I have to control authorization based on a (possibly) multi-valued LDAP 
reply attribute called employeeType. I have all of the LDAP code working 
fine, but seem to have hit a snag. Each user has 1 to ??? (usually a max 
of 5 or so) employeeType values. The pertinent ones include "STAFF", 
"STAFF TEMPORARY", "STAFF OFFSITE", and "STAFF RETIRED". I need to allow 
all "STAFF" types access, unless their one and only "STAFF*" is "STAFF 
RETIRED" (yes, don't get me started, but it's considered "perfectly 
valid" for someone to have employeeTypes of staff, staff retired, and 
staff offsite).

So essentially, I need to allow in anyone with "STAFF", not followed by 
" RETIRED". At the moment, I'm using %{reply:employeeType[*]} which 
works fine for reged matching all of the other funky attributes that 
should grant access.
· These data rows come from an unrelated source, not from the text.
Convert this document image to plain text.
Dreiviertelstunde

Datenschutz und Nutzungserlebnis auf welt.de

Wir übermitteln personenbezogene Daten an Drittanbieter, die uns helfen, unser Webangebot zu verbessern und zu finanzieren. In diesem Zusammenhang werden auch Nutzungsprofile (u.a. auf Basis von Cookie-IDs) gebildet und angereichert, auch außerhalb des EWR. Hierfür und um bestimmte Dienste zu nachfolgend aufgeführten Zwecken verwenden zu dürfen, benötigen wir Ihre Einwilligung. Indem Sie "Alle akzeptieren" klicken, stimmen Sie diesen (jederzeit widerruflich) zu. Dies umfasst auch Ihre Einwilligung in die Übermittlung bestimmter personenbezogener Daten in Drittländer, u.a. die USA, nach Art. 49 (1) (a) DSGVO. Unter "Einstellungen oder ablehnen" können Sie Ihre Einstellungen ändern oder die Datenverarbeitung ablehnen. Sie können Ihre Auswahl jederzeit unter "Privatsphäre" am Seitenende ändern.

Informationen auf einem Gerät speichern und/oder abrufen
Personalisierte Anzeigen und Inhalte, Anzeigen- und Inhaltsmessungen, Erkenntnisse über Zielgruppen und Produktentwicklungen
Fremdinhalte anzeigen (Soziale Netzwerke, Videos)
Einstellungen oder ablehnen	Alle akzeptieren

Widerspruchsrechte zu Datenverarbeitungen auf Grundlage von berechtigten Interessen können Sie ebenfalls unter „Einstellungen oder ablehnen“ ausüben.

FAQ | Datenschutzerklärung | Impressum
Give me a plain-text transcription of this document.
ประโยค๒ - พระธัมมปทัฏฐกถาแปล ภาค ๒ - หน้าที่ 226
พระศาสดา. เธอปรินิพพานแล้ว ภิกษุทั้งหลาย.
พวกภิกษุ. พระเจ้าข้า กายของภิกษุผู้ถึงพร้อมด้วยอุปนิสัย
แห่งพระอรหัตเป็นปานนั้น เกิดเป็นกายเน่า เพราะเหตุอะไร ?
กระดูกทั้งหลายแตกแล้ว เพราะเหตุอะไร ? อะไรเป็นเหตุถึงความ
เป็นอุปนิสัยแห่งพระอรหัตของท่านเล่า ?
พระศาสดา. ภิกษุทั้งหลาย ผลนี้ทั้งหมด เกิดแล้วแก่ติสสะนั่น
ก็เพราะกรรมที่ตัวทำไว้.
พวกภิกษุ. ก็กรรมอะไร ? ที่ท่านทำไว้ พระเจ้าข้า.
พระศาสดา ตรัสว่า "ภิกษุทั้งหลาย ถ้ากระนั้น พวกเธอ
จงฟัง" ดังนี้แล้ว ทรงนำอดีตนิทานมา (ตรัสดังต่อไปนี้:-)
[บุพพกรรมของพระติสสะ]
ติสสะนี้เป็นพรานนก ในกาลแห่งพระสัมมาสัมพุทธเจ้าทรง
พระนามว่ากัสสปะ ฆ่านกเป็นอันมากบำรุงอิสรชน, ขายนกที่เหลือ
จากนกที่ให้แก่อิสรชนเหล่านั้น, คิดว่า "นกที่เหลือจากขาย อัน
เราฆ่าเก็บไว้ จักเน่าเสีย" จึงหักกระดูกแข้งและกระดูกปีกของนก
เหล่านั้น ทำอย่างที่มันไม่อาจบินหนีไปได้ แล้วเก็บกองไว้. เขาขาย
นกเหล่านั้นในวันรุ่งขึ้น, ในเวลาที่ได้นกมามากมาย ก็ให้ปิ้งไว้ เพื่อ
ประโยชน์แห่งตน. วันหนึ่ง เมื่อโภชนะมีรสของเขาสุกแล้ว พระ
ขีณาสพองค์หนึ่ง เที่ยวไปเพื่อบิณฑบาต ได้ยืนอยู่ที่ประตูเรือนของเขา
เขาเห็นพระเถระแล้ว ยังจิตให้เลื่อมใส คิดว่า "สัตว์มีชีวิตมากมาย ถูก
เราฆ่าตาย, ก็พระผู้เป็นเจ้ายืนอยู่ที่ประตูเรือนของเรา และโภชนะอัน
But I can't seem to figure out how to say, either 
with unlang comparisons or regexes (I'm on CentOS/RedHat, so I assume it 
would be POSIX, either BRE or ERE) or both, how to exclude that one 
condition.

Examples:
STAFF, STAFF RETIRED, SALARIED -> Accept
STAFF -> Accept
STAFF RETIRED -> Reject
STAFF, STAFF TEMPORARY -> Accept
FOO, STAFF RETIRED, BAR -> Reject
FOO, STAFF, BAR -> Accept

Any hints or guidance would be greatly appreciated. I've searched 
through all of the regex material I could find, and asked on #regex IRC 
and as many regex gurus as I could find, and the best answer I got was 
to combine regexes with some sort of unlang construct... but I can't 
seem to think of anything which will match my logical need... "the 
string STAFF not followed immediately by the string RETIRED".

Thanks,
Jason Antman

PS - I know the Right answer here is "fix your LDAP schema". 
Unfortunately, I don't have any control over that. Or even the power to 
make suggestions. All I have is a directive of who gets in and who doesn't.